I was a witness to history on Sunday as the Kansas City Chiefs went to 9-0 for only the second time since the franchise was founded in 1960. The Chiefs are the only team in any professional sport to win their first nine games of a season after being the worst in their respective league the previous. That’s not what I’m talking about.
It was 2002 when NFL referee Ron Winter got his first playoff assignment. In a wild card game between the New York Giants and San Francisco 49ers his crew blew a call in a controversial finish. They threw an illegal man downfield penalty on a player that was an eligible receiver. Paul Tagliabue later defined the call as the “most disappointing officiating blunder” he’d seen as commissioner.
The Chiefs wound up beating the Buffalo Bills 23-13 this weekend, but there was a call that Ron’s crew made that, at the time, looked as though it could lead to another debacle.
Buffalo led 10-3 early in the third quarter at home and they had the ball.
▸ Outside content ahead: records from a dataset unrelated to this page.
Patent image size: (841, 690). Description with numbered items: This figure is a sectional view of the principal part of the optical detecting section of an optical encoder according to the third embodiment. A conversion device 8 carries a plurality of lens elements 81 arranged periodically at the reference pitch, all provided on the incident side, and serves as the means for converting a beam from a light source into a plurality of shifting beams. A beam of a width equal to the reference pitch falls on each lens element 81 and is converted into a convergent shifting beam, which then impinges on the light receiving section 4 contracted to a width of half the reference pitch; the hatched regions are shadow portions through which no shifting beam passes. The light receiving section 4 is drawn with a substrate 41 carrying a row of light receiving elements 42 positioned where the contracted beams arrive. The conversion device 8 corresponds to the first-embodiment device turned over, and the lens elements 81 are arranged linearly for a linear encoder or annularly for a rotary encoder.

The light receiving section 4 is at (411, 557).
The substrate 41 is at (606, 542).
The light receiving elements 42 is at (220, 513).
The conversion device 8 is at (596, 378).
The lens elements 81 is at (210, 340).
Kansas City had them backed up and had regained some momentum defensively. On third-and-seven from the Bills 23-yard-line the Chiefs blitzed CB Brandon Flowers, and as he dove in front of Buffalo QB Jeff Tuel his foot made contact with Tuel’s leg. Flowers was flagged for unnecessary roughness, and I literally spit my drink through my nose.
The drive eventually led to a Bills field goal, and a two-possession lead for Buffalo inside a stadium Kansas City hadn’t won in since 1986.
Rule 2, Section 12, Article 9(a) of the NFL rulebook specifically states in reference to roughing the passer calls that “incidental or inadvertent contact by a player who is easing up or being blocked into the passer will not be considered significant.”
Immediately after the flag, my phone lit up. “One of the worst calls I’ve ever seen,” the text said. At first, I thought “Na… I had to have seen worse.” The more I thought about it I couldn’t come up with one that was completely judgmental and unfortunately un-reviewable for correction. Winter didn’t throw the hanky, but he was the only one on the field that could make it right and failed to do so.
I understand officiating is a tough job. I’ve done it myself, though not at the level of intensity these guys have to. Very seldom do I get on the stripes for that very reason. The penalty in the playoffs happened on a botched field goal attempt that left everybody scrambling, and both players and officials were out of position. I can understand the confusion of the moment.
That wasn’t the case on Sunday. It wasn’t the playoffs, but while watching the Chiefs play the Bills yesterday I’ve decided I witnessed the most blatantly “questionable” call I’ve personally ever seen in professional football.
I’m just glad for all involved it wasn’t the difference in the game.